Existential combat in ideological struggle for survival with a natural affinity for hierarchical organizations and militarized speech and thought patterns. Do you see now why to the Movement any criticism of Bush as Warlord was akin to treason? It’s not only mere warfare for any given news cycle, but deeply rooted in the non-liberal democratic, pre-Enlightenment agenda.
What the Stiftung is describing is immediately recognisable to anybody familiar with US foreign policy during the Cold War and how anti-communism was used to overrule any considerations of democracy and freedom. The normalisation of torture, election fraud, rightwing militias, political assassinations (what else would you call the murder of doctor Tiller), the mass hysteria whipped up over what Obama is going to do to the country and how this justifies anything that can stop it all of it has been used with great succes in South America and elsewhere to destroy governments and countries Washington does not like. It was only a matter of time before these techniques were re-imported into the US.
Killing Hope
William Blum
469 pages including index
published in 2003
William Blum is a veteran leftwing journalist, active since the 1960ties, who made his name leaking the name and addresses of 200 CIA employees back in 1969. Since then he has been working in relative obscurity until around the turn of the millennium when he wrote a bestselling book about the US’s foreign police: Rogue State: A Guide to the World’s Only Superpower. It came at the right time to find its audience, just as interest in the subject soared due to the September 11 attacks. This succes is probably what got Killing Hope published, as it’s an updated version of one of Blum’s older books, originally published in 1986 as The CIA: A Forgotten History. It certainly has some of the hallmarks of a cash-in book, with the updating only going as far as the mid-nineties and the bulk of the book not noticably updated from the first edition. Many of the earlier chapters do not show much awareness of events and new revelations after 1986, if you see what I mean.

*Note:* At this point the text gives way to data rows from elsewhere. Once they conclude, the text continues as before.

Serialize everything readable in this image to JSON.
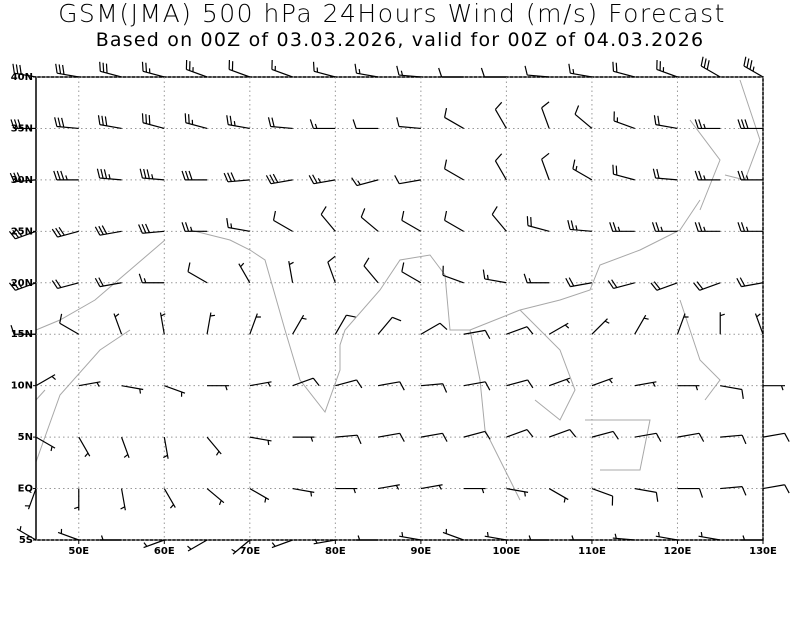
{
  "header": {
    "title": "GSM(JMA) 500 hPa 24Hours Wind (m/s) Forecast",
    "subtitle": "Based on 00Z of 03.03.2026, valid for 00Z of 04.03.2026"
  },
  "map": {
    "xlim": [
      45,
      130
    ],
    "ylim": [
      -5,
      40
    ],
    "xticks": [
      {
        "value": 50,
        "label": "50E"
      },
      {
        "value": 60,
        "label": "60E"
      },
      {
        "value": 70,
        "label": "70E"
      },
      {
        "value": 80,
        "label": "80E"
      },
      {
        "value": 90,
        "label": "90E"
      },
      {
        "value": 100,
        "label": "100E"
      },
      {
        "value": 110,
        "label": "110E"
      },
      {
        "value": 120,
        "label": "120E"
      },
      {
        "value": 130,
        "label": "130E"
      }
    ],
    "yticks": [
      {
        "value": 40,
        "label": "40N"
      },
      {
        "value": 35,
        "label": "35N"
      },
      {
        "value": 30,
        "label": "30N"
      },
      {
        "value": 25,
        "label": "25N"
      },
      {
        "value": 20,
        "label": "20N"
      },
      {
        "value": 15,
        "label": "15N"
      },
      {
        "value": 10,
        "label": "10N"
      },
      {
        "value": 5,
        "label": "5N"
      },
      {
        "value": 0,
        "label": "EQ"
      },
      {
        "value": -5,
        "label": "5S"
      }
    ],
    "grid": true,
    "wind": {
      "lons": [
        45,
        50,
        55,
        60,
        65,
        70,
        75,
        80,
        85,
        90,
        95,
        100,
        105,
        110,
        115,
        120,
        125,
        130
      ],
      "lats": [
        40,
        35,
        30,
        25,
        20,
        15,
        10,
        5,
        0,
        -5
      ],
      "direction": [
        [
          280,
          280,
          285,
          285,
          290,
          290,
          290,
          285,
          280,
          275,
          270,
          270,
          275,
          280,
          285,
          290,
          300,
          300
        ],
        [
          270,
          275,
          280,
          285,
          285,
          280,
          275,
          270,
          270,
          275,
          300,
          330,
          340,
          310,
          290,
          280,
          270,
          270
        ],
        [
          265,
          270,
          275,
          275,
          270,
          265,
          260,
          260,
          255,
          260,
          300,
          330,
          340,
          300,
          285,
          275,
          270,
          270
        ],
        [
          250,
          255,
          260,
          265,
          270,
          280,
          300,
          320,
          310,
          300,
          300,
          320,
          285,
          275,
          270,
          270,
          270,
          270
        ],
        [
          250,
          255,
          260,
          270,
          300,
          330,
          350,
          340,
          320,
          300,
          290,
          280,
          270,
          260,
          255,
          250,
          250,
          260
        ],
        [
          270,
          300,
          340,
          350,
          10,
          20,
          30,
          30,
          40,
          60,
          80,
          70,
          60,
          45,
          30,
          20,
          360,
          340
        ],
        [
          60,
          80,
          100,
          110,
          90,
          80,
          70,
          75,
          80,
          85,
          80,
          75,
          70,
          70,
          80,
          90,
          100,
          90
        ],
        [
          120,
          150,
          160,
          170,
          140,
          100,
          90,
          85,
          80,
          80,
          75,
          70,
          70,
          75,
          80,
          80,
          85,
          80
        ],
        [
          200,
          180,
          170,
          150,
          130,
          120,
          100,
          90,
          80,
          80,
          90,
          100,
          120,
          110,
          100,
          90,
          85,
          80
        ],
        [
          300,
          290,
          270,
          250,
          240,
          230,
          250,
          260,
          270,
          280,
          290,
          280,
          270,
          270,
          275,
          280,
          280,
          270
        ]
      ],
      "speed": [
        [
          30,
          30,
          30,
          25,
          25,
          20,
          15,
          15,
          15,
          15,
          10,
          10,
          10,
          15,
          20,
          25,
          30,
          35
        ],
        [
          30,
          30,
          30,
          30,
          25,
          25,
          20,
          15,
          10,
          10,
          10,
          10,
          10,
          10,
          15,
          20,
          25,
          30
        ],
        [
          30,
          35,
          35,
          35,
          30,
          30,
          30,
          25,
          15,
          10,
          10,
          10,
          10,
          15,
          20,
          20,
          25,
          25
        ],
        [
          30,
          30,
          30,
          30,
          25,
          15,
          10,
          10,
          10,
          10,
          10,
          10,
          20,
          25,
          25,
          25,
          25,
          25
        ],
        [
          25,
          20,
          20,
          15,
          10,
          5,
          5,
          10,
          10,
          10,
          10,
          15,
          15,
          20,
          20,
          20,
          20,
          20
        ],
        [
          10,
          10,
          5,
          5,
          5,
          5,
          5,
          10,
          10,
          10,
          10,
          10,
          5,
          5,
          5,
          5,
          5,
          5
        ],
        [
          5,
          5,
          5,
          5,
          5,
          5,
          10,
          10,
          10,
          10,
          10,
          10,
          5,
          5,
          5,
          5,
          10,
          5
        ],
        [
          5,
          5,
          5,
          5,
          5,
          5,
          5,
          10,
          10,
          10,
          10,
          10,
          10,
          10,
          10,
          10,
          10,
          10
        ],
        [
          5,
          5,
          5,
          5,
          5,
          5,
          5,
          5,
          5,
          5,
          5,
          5,
          5,
          10,
          10,
          10,
          10,
          10
        ],
        [
          5,
          5,
          5,
          5,
          5,
          5,
          5,
          5,
          5,
          5,
          5,
          5,
          5,
          5,
          5,
          5,
          5,
          5
        ]
      ],
      "color": "#000000"
    }
  }
}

Killing Hope is the history of US military and covert interventions since World War II, with each chapter detailing a specific case. The chapters are in order of chronology, with several countries with a long history of US intervention having multiple chapters devoted to them. As Blum shows again and again in these chapters, the US talks a great deal about democracy and freedom, but the reality of its foreign policy at least since World War II is far different. With the excuse of “fighting communism” (or these days, “terrorism”) again and again the US has interfered on the side of dictatorships, nobbled democracies or fought liberation movements in order to safeguard its interests, be they strategic geopolitical ones or commercial ones. And Killing Hope is far from exhaustive, even in its original timeframe of 1945-1985 with Vietnam e.g. only having one short chapter devoted to it and little attention paid to other Asian countries like Taiwan, Japan or South Korea or even the UK.